I started surfing when I was sixteen. Sometimes I tell people it was when I was six or seven years old, but that’s bull. My old man used to drive me to the ocean, to a really small fishing town along Washington’s southwest coast. It was there I would wear my first wetsuit and play in the whitewater atop a surfboard that had seen better days. It wasn’t until I was able to drive myself that I truly started surfing. And so at sixteen, after I had acquired my driver’s license and a clapped out 80’s Suburban, I drove west on my own, searching for surf for the first time in the often fickle, always interesting Pacific Northwest.

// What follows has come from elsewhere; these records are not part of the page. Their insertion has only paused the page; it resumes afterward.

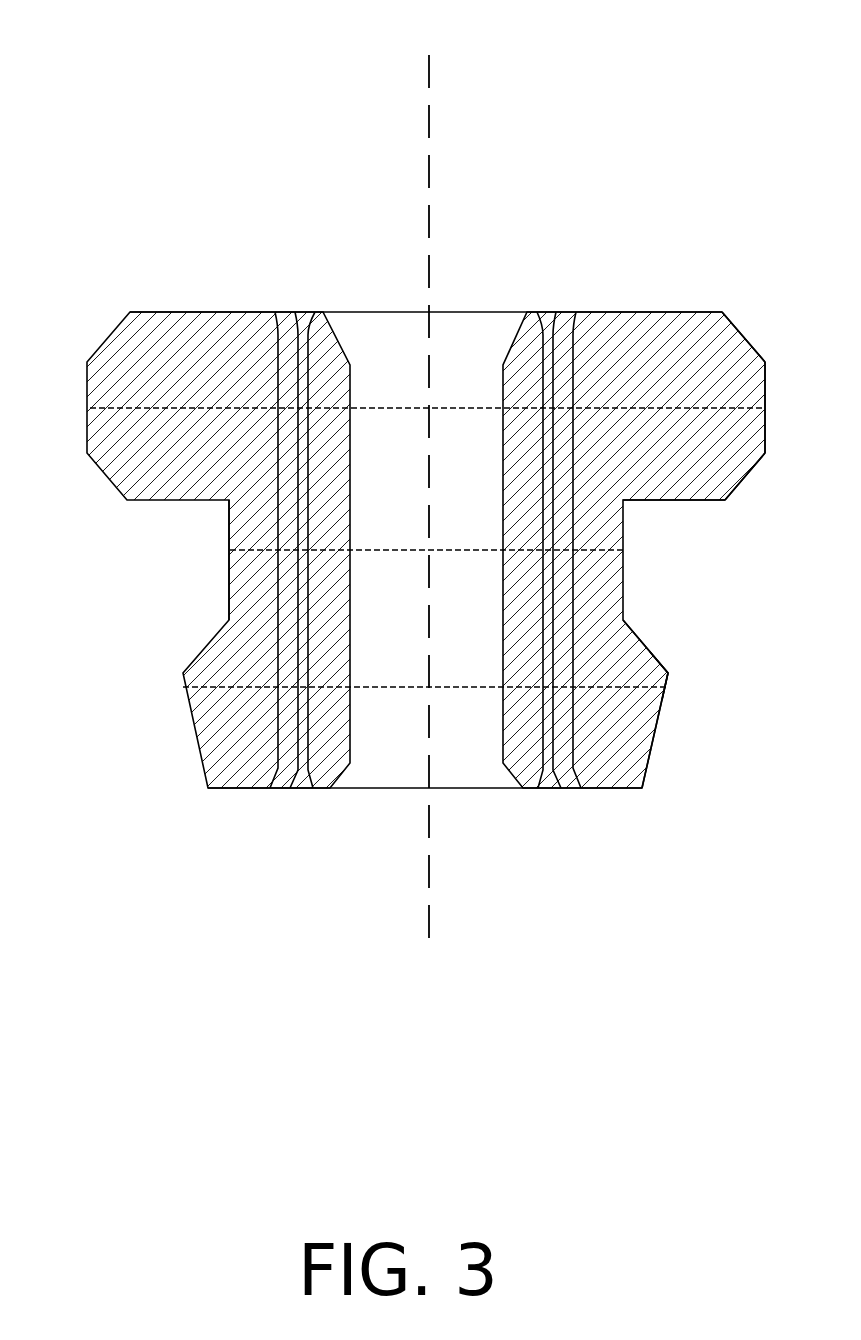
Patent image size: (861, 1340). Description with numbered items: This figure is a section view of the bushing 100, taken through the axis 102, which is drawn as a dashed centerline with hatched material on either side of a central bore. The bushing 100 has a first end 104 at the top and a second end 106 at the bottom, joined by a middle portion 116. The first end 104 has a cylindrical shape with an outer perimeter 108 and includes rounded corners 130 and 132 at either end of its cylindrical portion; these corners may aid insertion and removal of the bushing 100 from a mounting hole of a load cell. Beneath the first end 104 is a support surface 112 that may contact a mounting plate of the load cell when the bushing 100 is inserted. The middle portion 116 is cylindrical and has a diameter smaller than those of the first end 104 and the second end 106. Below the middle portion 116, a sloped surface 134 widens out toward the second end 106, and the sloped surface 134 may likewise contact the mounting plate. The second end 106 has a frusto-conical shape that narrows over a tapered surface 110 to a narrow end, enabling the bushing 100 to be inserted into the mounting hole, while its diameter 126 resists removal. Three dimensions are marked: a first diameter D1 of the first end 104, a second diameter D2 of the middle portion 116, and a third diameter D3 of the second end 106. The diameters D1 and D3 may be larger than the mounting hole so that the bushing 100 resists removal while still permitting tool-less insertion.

The bushing 100 is at (55, 215).
The axis 102 is at (429, 84).
The first end 104 is at (625, 312).
The second end 106 is at (605, 788).
The outer perimeter 108 is at (765, 422).
The tapered surface 110 is at (652, 748).
The support surface 112 is at (668, 500).
The middle portion 116 is at (230, 580).
The diameter of the second end 126 is at (668, 687).
The rounded corner 130 is at (752, 343).
The rounded corner 132 is at (747, 475).
The sloped surface 134 is at (650, 650).
The first diameter D1 is at (120, 408).
The second diameter D2 is at (245, 550).
The third diameter D3 is at (230, 687).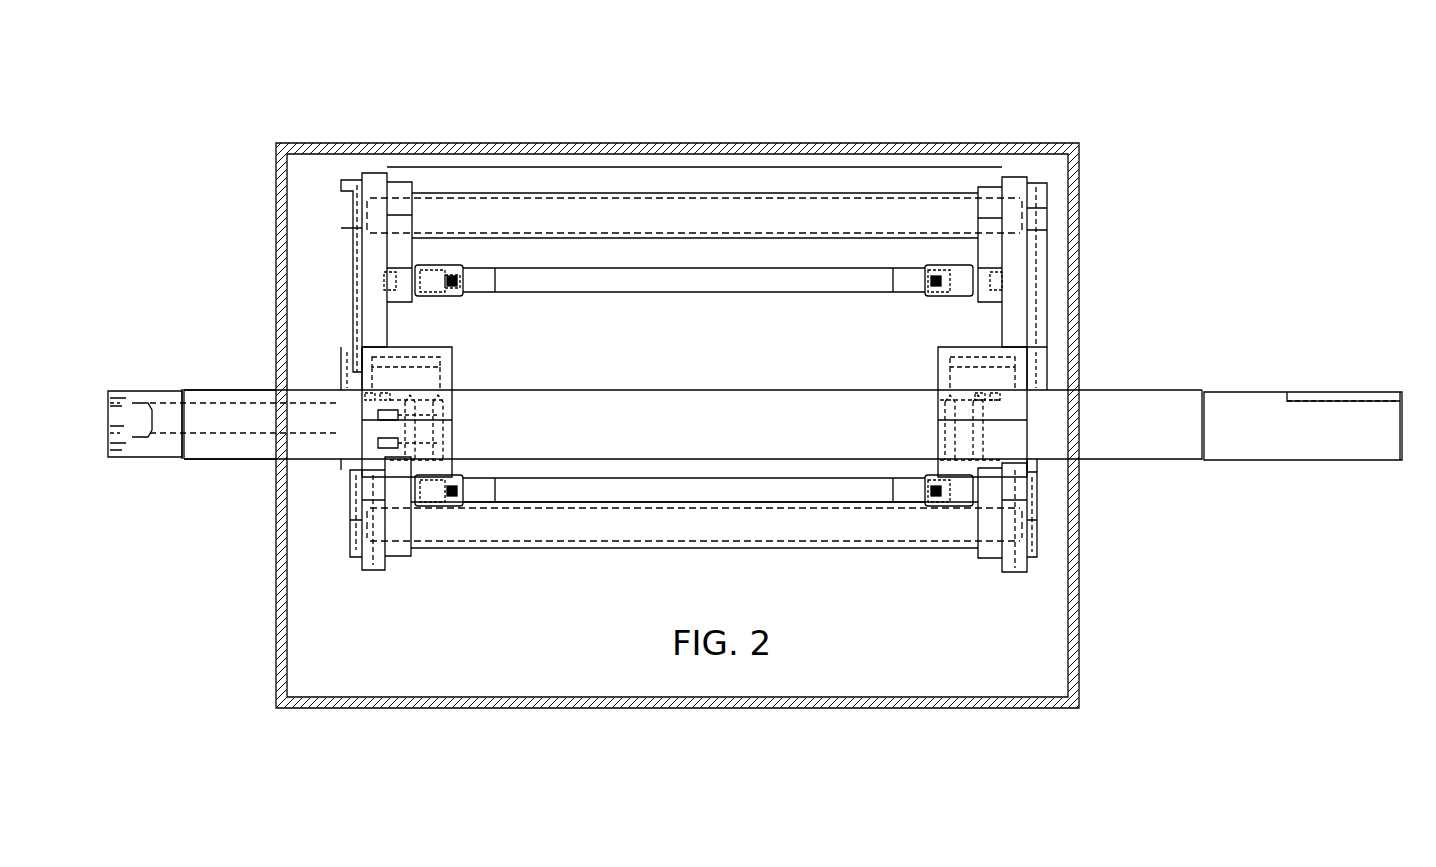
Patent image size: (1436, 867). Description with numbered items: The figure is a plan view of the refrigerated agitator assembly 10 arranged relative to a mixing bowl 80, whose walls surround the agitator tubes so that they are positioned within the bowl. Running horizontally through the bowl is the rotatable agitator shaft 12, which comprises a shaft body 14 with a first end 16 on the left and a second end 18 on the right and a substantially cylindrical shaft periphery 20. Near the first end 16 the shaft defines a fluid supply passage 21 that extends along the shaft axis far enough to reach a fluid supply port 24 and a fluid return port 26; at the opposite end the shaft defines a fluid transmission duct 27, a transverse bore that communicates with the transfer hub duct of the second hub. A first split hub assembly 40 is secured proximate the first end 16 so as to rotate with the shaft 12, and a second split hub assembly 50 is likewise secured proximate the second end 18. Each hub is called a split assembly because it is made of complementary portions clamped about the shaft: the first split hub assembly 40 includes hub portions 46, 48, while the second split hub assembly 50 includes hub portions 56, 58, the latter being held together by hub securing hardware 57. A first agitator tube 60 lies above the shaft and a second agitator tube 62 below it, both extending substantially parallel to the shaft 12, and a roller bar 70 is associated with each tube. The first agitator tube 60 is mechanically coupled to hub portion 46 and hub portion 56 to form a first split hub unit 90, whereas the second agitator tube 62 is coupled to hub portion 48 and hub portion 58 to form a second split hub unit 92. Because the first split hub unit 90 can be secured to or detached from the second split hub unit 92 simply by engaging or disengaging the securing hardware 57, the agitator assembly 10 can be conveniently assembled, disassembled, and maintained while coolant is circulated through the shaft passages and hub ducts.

The refrigerated agitator assembly 10 is at (1118, 98).
The rotatable agitator shaft 12 is at (1209, 390).
The shaft body 14 is at (1265, 394).
The first end 16 is at (110, 464).
The second end 18 is at (1402, 464).
The shaft periphery 20 is at (1286, 460).
The fluid supply passage 21 is at (214, 411).
The fluid supply port 24 is at (458, 442).
The fluid return port 26 is at (336, 378).
The fluid transmission duct 27 is at (922, 382).
The first split hub assembly 40 is at (440, 440).
The first complementary hub portion of the first set 46 is at (452, 348).
The second complementary hub portion of the first set 48 is at (454, 450).
The second split hub assembly 50 is at (925, 437).
The first complementary hub portion of the second set 56 is at (940, 348).
The hub securing hardware 57 is at (450, 410).
The second complementary hub portion of the second set 58 is at (942, 442).
The first agitator tube 60 is at (586, 200).
The second agitator tube 62 is at (576, 544).
The roller bar 70 is at (682, 294).
The mixing bowl 80 is at (1083, 152).
The first split hub unit 90 is at (788, 236).
The second split hub unit 92 is at (785, 549).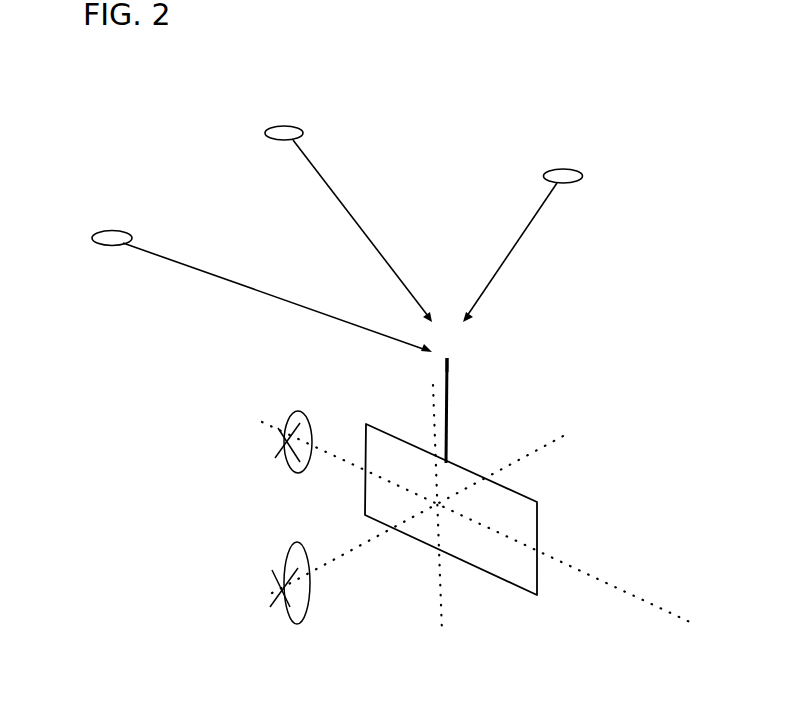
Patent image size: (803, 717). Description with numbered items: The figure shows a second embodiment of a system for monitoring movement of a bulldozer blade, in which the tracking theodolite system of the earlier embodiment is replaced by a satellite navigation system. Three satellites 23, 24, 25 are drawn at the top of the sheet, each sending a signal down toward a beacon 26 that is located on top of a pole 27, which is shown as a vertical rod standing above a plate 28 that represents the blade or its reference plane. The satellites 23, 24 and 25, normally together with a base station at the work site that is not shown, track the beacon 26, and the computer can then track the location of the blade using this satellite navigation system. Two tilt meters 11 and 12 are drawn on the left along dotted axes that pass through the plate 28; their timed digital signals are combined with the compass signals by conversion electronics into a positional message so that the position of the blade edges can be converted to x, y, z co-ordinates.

The tilt meter 11 is at (283, 442).
The tilt meter 12 is at (283, 588).
The satellite 23 is at (110, 231).
The satellite 24 is at (272, 127).
The satellite 25 is at (562, 169).
The beacon 26 is at (466, 349).
The pole 27 is at (447, 419).
The reference plate 28 is at (537, 530).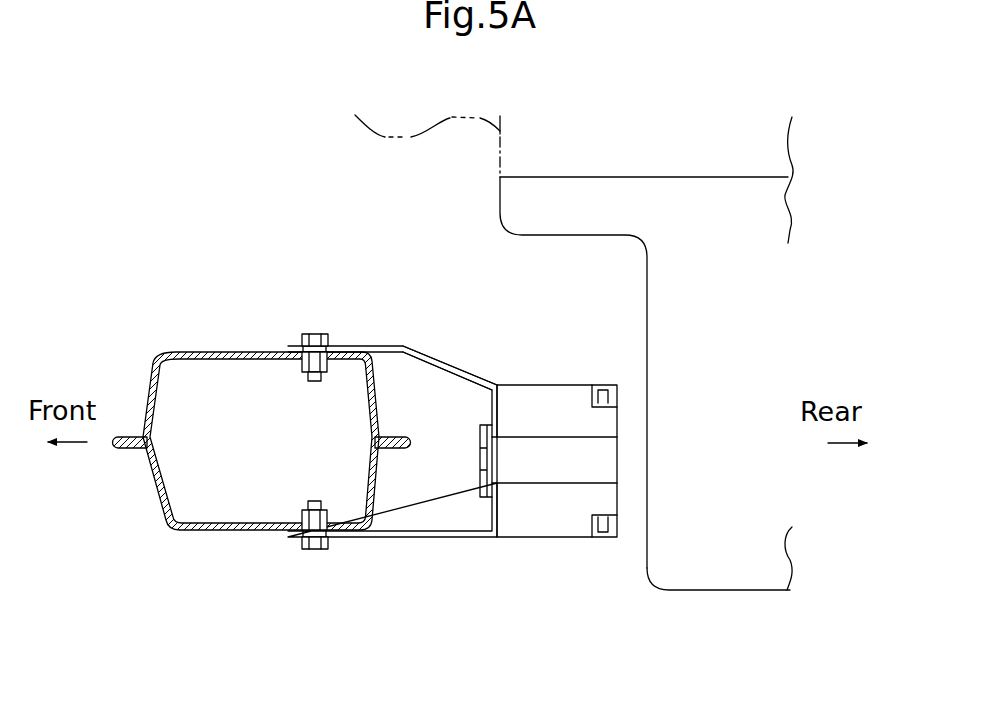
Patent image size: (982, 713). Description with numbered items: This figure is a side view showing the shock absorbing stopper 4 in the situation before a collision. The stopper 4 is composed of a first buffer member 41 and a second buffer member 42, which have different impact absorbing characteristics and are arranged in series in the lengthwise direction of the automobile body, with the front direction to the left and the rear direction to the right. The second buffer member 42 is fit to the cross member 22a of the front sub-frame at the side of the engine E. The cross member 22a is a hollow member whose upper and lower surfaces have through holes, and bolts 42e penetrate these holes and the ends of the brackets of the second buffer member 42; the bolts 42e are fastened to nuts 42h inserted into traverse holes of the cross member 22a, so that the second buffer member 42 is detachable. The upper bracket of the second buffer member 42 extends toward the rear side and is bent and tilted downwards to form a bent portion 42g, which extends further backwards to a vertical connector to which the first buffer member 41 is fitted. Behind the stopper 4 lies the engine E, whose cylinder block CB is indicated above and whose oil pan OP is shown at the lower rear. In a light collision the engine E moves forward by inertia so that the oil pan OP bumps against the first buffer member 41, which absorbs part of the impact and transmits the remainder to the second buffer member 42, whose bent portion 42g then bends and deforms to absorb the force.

The shock absorbing stopper 4 is at (386, 416).
The first buffer member 41 is at (553, 538).
The second buffer member 42 is at (343, 427).
The bolt 42e is at (313, 334).
The bent portion 42g is at (426, 346).
The nut 42h is at (300, 519).
The cross member 22a is at (260, 531).
The cylinder block CB is at (408, 137).
The engine E is at (766, 351).
The oil pan OP is at (725, 590).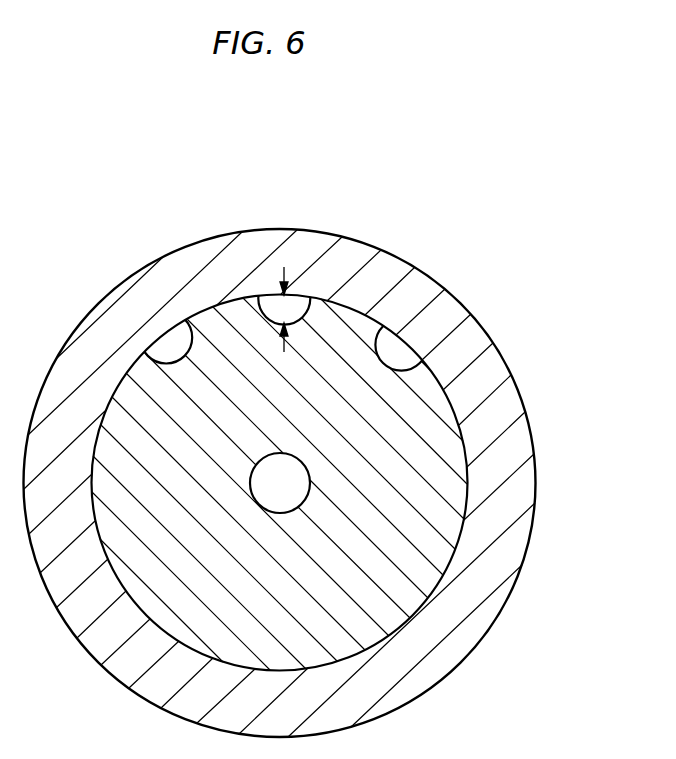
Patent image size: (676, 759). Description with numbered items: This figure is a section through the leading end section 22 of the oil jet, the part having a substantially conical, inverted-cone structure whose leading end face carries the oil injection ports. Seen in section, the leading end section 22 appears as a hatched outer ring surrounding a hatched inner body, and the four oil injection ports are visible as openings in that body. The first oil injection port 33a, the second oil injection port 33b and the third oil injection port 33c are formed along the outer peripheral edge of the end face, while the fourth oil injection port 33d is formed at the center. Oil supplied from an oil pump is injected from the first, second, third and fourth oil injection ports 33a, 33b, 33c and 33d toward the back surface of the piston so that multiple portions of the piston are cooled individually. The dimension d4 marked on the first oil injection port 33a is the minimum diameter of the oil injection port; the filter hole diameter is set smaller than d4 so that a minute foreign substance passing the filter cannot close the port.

The leading end section 22 is at (501, 354).
The first oil injection port 33a is at (272, 308).
The second oil injection port 33b is at (166, 340).
The third oil injection port 33c is at (393, 342).
The fourth oil injection port 33d is at (295, 485).
The minimum diameter of the oil injection port d4 is at (292, 307).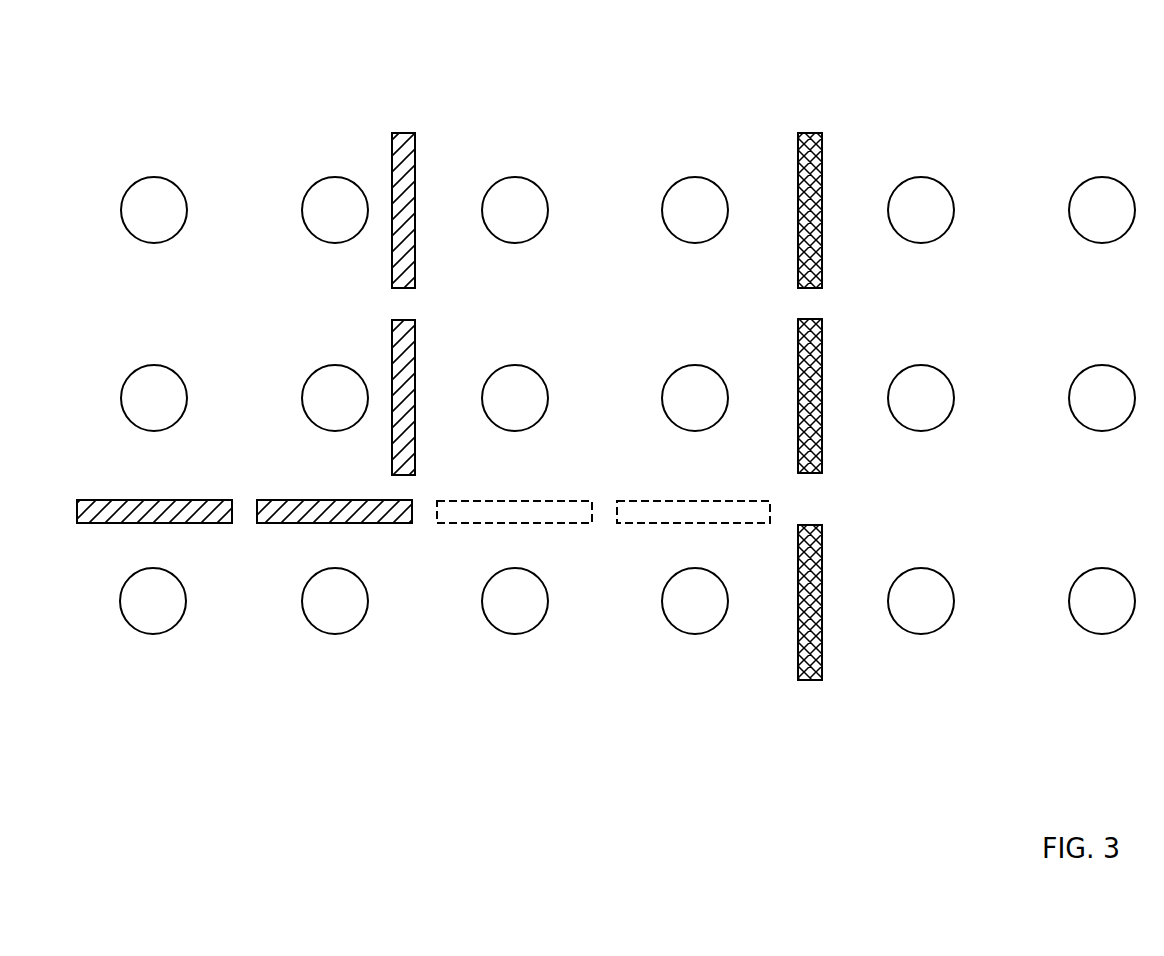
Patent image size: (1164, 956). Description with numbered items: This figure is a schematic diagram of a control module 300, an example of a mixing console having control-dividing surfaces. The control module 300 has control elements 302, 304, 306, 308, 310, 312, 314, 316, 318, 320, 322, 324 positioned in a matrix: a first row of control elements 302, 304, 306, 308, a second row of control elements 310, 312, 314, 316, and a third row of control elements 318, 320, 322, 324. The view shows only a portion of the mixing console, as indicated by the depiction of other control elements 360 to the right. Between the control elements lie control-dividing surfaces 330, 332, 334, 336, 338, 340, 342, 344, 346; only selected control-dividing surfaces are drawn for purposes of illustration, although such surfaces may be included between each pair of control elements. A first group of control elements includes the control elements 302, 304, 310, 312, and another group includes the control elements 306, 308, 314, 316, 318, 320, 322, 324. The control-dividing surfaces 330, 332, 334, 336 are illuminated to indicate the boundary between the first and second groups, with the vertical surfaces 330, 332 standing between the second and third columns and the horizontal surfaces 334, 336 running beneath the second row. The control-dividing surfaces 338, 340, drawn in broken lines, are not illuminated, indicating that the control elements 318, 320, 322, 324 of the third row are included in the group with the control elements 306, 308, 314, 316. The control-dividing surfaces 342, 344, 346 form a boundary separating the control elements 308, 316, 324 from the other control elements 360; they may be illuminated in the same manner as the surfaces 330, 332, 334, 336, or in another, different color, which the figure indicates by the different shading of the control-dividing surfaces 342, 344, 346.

The control module 300 is at (606, 346).
The control element 302 is at (154, 177).
The control element 304 is at (335, 177).
The control element 306 is at (515, 177).
The control element 308 is at (695, 177).
The control element 310 is at (154, 365).
The control element 312 is at (335, 365).
The control element 314 is at (515, 365).
The control element 316 is at (695, 365).
The control element 318 is at (153, 568).
The control element 320 is at (335, 568).
The control element 322 is at (515, 568).
The control element 324 is at (695, 568).
The control-dividing surface 330 is at (415, 145).
The control-dividing surface 332 is at (415, 333).
The control-dividing surface 334 is at (221, 500).
The control-dividing surface 336 is at (372, 500).
The control-dividing surface 338 is at (579, 501).
The control-dividing surface 340 is at (757, 501).
The control-dividing surface 342 is at (822, 146).
The control-dividing surface 344 is at (822, 333).
The control-dividing surface 346 is at (822, 539).
The other control elements 360 is at (1085, 238).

Growing up in this area offers a lot of opportunities, all of the ‘ings.’ Fishing, hiking, mountain biking, kayaking and yes, even surfing. It’s easy for someone to be alright at all sorts of activities. And so went a number of my early years, spent exploring all of the options. I played ice hockey and lacrosse, rode mountain bikes and became a Boy Scout. I spent my summers outside. Only sometimes surfing. But after a while it became all to clear that I wasn’t good at any one thing, just alright at all of them.
Surfing in the Pacific Northwest requires commitment, time, money, a reliable rig, good gear and a willingness to explore. However, to become a successful surfer only requires one thing––waves. And so in my quest to become better, to become a good surfer, not just an alright one, I have spent countless days driving to and from the west coast of Washington, sleeping in my camper converted cargo van, searching for surf.